As human population increases, so does our demand for goods and services, including our dependence on plastics.
Plastics have become necessary in our daily lives because their benefits are undeniable across sectors, from households, medicine, clothing, agriculture, transport etc.
As we use them to make life easy, we must think of the end of the life of plastics, as they also have expiry dates. Most plastics are made from fossils, that is, petroleum, and as Ghana is discovering large quantities of oil by the day, it means in a global and circular economy, plastics will reign for sometime, if not for a long time.
Single-use plastics, such as drinking straws, shopping bags, plastic drinking containers, plastic bottle caps, food packaging (Styrofoam, which contains styrene and benzene), among others, have been and are indiscriminately disposed of in an unfriendly and unsightly manner.
This affects our environment and obviously our health. All plastics contain toxic additives, which are used to make them flexible, flame-retardant, or meet other performance demands.
The cocktail of these toxic additives that go into making plastics enter the environment when plastics break down.
In the ocean, plastics quickly become microplastics, attracting toxic industrial chemical hitch-hikers. These are incorporated into the food chain and fishes eat them, creating one pathway for toxic microplastic accumulation in larger animals, like us, when we consume fish.
Only a fraction of all plastic waste has been recycled – nine per cent and moreover, there are no “good ways” to dispose of non-recyclable plastic waste.
Most plastics do not decompose or biodegrade except the bio-based ones. Plastics will remain in the environment, especially the soil and water bodies, for years and even at the end of their decomposition or biodegradation (if they are biodegradable) they are more dangerous.
When plastics enter the environment and oceans, they break into smaller minute particles called microplastics and or nanoplastics.
These microplastics enter the food chain and finally end up in the foods we eat. Our bodies do not become the resting places for them, but rather they get into the biochemical processes in the body by imitating the natural chemicals (hormones) produced.
Once in the body, these substances can lead to the malfunctioning of the target organs ending up in nervous systems, lungs and reproductive organs.
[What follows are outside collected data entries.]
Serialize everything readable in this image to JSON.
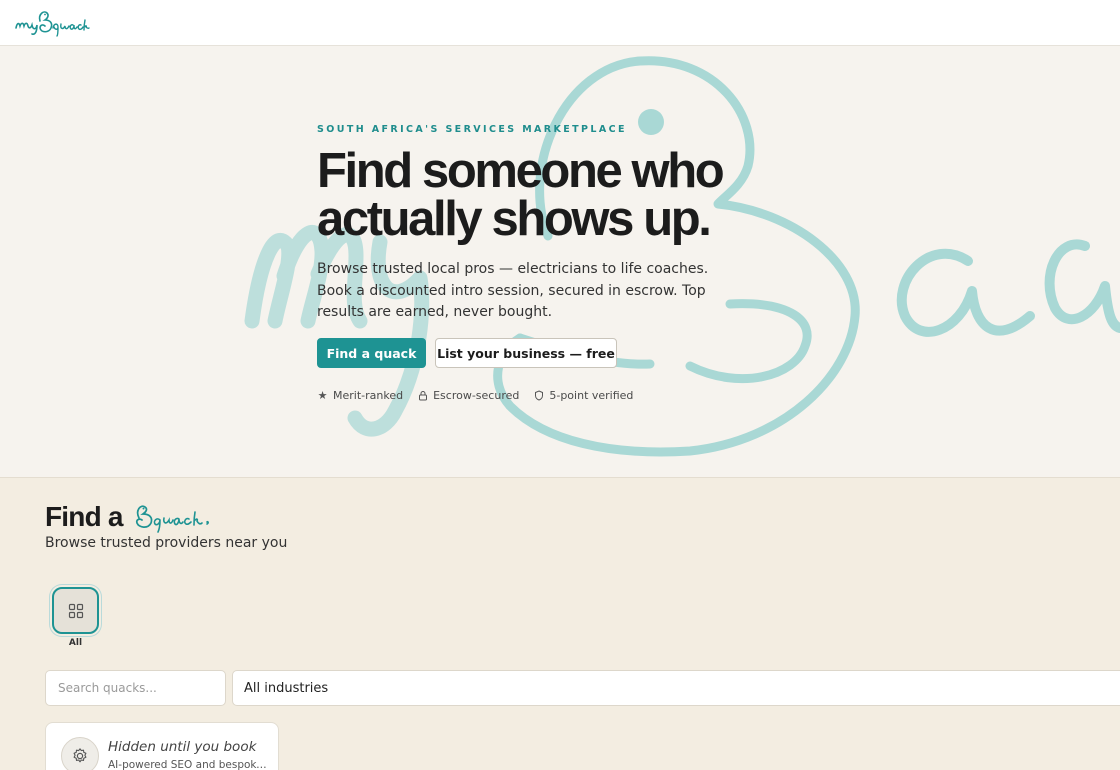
{
  "colors": {
    "accent": "#1e9393",
    "hero_bg": "#f6f3ee",
    "page_bg": "#f3ede1",
    "watermark": "#a9d8d5"
  },
  "nav": {
    "logo_icon": "myquack-logo"
  },
  "hero": {
    "eyebrow": "SOUTH AFRICA'S SERVICES MARKETPLACE",
    "headline_line1": "Find someone who",
    "headline_line2": "actually shows up.",
    "lede": "Browse trusted local pros — electricians to life coaches. Book a discounted intro session, secured in escrow. Top results are earned, never bought.",
    "primary_cta": "Find a quack",
    "secondary_cta": "List your business — free",
    "badges": [
      {
        "icon": "star-icon",
        "label": "Merit-ranked"
      },
      {
        "icon": "lock-icon",
        "label": "Escrow-secured"
      },
      {
        "icon": "shield-icon",
        "label": "5-point verified"
      }
    ]
  },
  "find": {
    "title_prefix": "Find a",
    "subtitle": "Browse trusted providers near you",
    "categories": [
      {
        "icon": "grid-icon",
        "label": "All",
        "selected": true
      }
    ],
    "search_placeholder": "Search quacks...",
    "industry_select": "All industries"
  },
  "cards": [
    {
      "icon": "gear-icon",
      "title": "Hidden until you book",
      "description": "AI-powered SEO and bespoke..."
    }
  ]
}
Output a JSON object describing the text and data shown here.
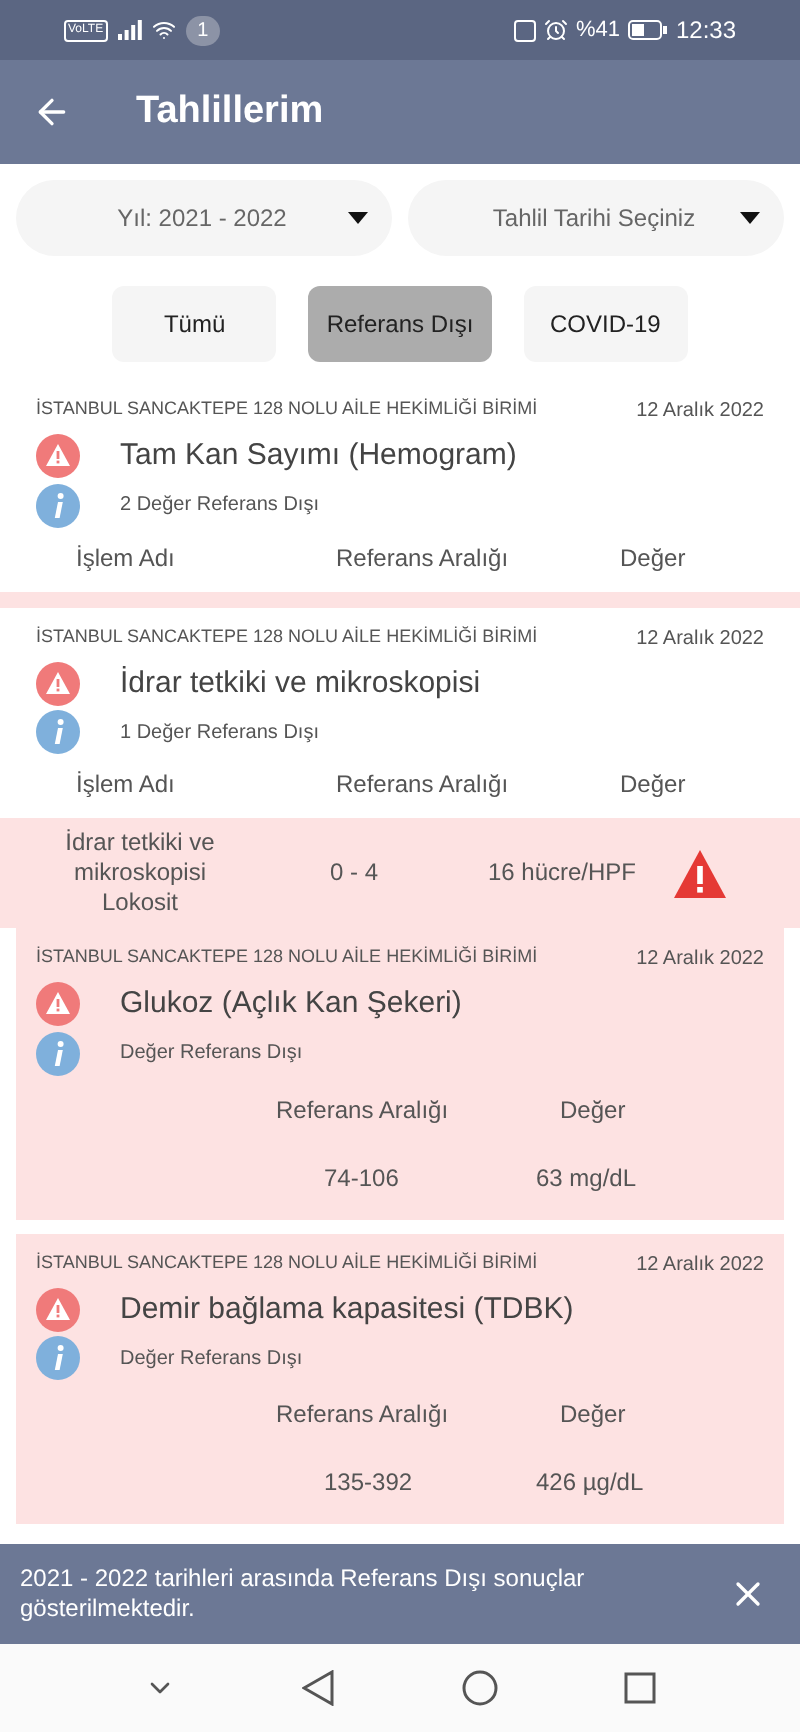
{
  "status_bar": {
    "network": "VoLTE",
    "notification_count": "1",
    "battery": "%41",
    "time": "12:33"
  },
  "header": {
    "title": "Tahlillerim"
  },
  "dropdowns": [
    {
      "label": "Yıl: 2021 - 2022"
    },
    {
      "label": "Tahlil Tarihi Seçiniz"
    }
  ],
  "filters": [
    {
      "label": "Tümü",
      "selected": false
    },
    {
      "label": "Referans Dışı",
      "selected": true
    },
    {
      "label": "COVID-19",
      "selected": false
    }
  ],
  "results": [
    {
      "kind": "table",
      "facility": "İSTANBUL SANCAKTEPE 128 NOLU AİLE HEKİMLİĞİ BİRİMİ",
      "date": "12 Aralık 2022",
      "test": "Tam Kan Sayımı (Hemogram)",
      "summary": "2 Değer Referans Dışı",
      "columns": [
        "İşlem Adı",
        "Referans Aralığı",
        "Değer"
      ]
    },
    {
      "kind": "table",
      "facility": "İSTANBUL SANCAKTEPE 128 NOLU AİLE HEKİMLİĞİ BİRİMİ",
      "date": "12 Aralık 2022",
      "test": "İdrar tetkiki ve mikroskopisi",
      "summary": "1 Değer Referans Dışı",
      "columns": [
        "İşlem Adı",
        "Referans Aralığı",
        "Değer"
      ],
      "rows": [
        {
          "name": "İdrar tetkiki ve mikroskopisi Lokosit",
          "range": "0 - 4",
          "value": "16 hücre/HPF",
          "flagged": true
        }
      ]
    },
    {
      "kind": "single",
      "facility": "İSTANBUL SANCAKTEPE 128 NOLU AİLE HEKİMLİĞİ BİRİMİ",
      "date": "12 Aralık 2022",
      "test": "Glukoz (Açlık Kan Şekeri)",
      "summary": "Değer Referans Dışı",
      "columns": [
        "Referans Aralığı",
        "Değer"
      ],
      "range": "74-106",
      "value": "63 mg/dL"
    },
    {
      "kind": "single",
      "facility": "İSTANBUL SANCAKTEPE 128 NOLU AİLE HEKİMLİĞİ BİRİMİ",
      "date": "12 Aralık 2022",
      "test": "Demir bağlama kapasitesi (TDBK)",
      "summary": "Değer Referans Dışı",
      "columns": [
        "Referans Aralığı",
        "Değer"
      ],
      "range": "135-392",
      "value": "426 µg/dL"
    }
  ],
  "snackbar": {
    "message": "2021 - 2022 tarihleri arasında Referans Dışı sonuçlar gösterilmektedir."
  }
}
Humans are exposed to a large variety of toxic chemicals and microplastics through inhalation, ingestion, and direct skin contact, all along the plastic life cycle
Single use plastics choke drains, creating breeding sites for mosquitoes, they are left on dumpsites, where animals sometimes mistake them for food and get choke to death, they are burnt openly causing smoke containing hazardous substances like furan and dioxins, which are cancer causing agents.
If our current practices and attitudes towards the production, handling and disposal of plastics are not modified, then we are heading towards a non-achievement of the Sustainable Development Goals (SDGs) and the consequences would be more grave than we have today, leaving a heavy burden for the future generations.
To reduce the menace of plastic waste is to reduce its production, use and to institute better disposal mechanisms, which must come from research and development to fill existing and future knowledge gaps.
Solutions must be built on transparency, participation and the right to remedy. Transparency is required to identify the nature and breadth of exposure to toxic material, as well as assess possible health and environmental impacts of technologies touted as “solutions,” such as incineration and plastic-to-fuel technologies to find alternatives which would be environmentally friendly.
At every stage of its lifecycle, plastic poses distinct risks to human health, arising from both exposure to plastic particles themselves and associated chemicals.
Addressing plastic pollution requires adapting and adopting legal frameworks to ensure access to information regarding the petrochemical substances in products and processes.
A broader stakeholder consultation is a must to find possible pathways to the formation of legislation in decision-making about plastic-related risks.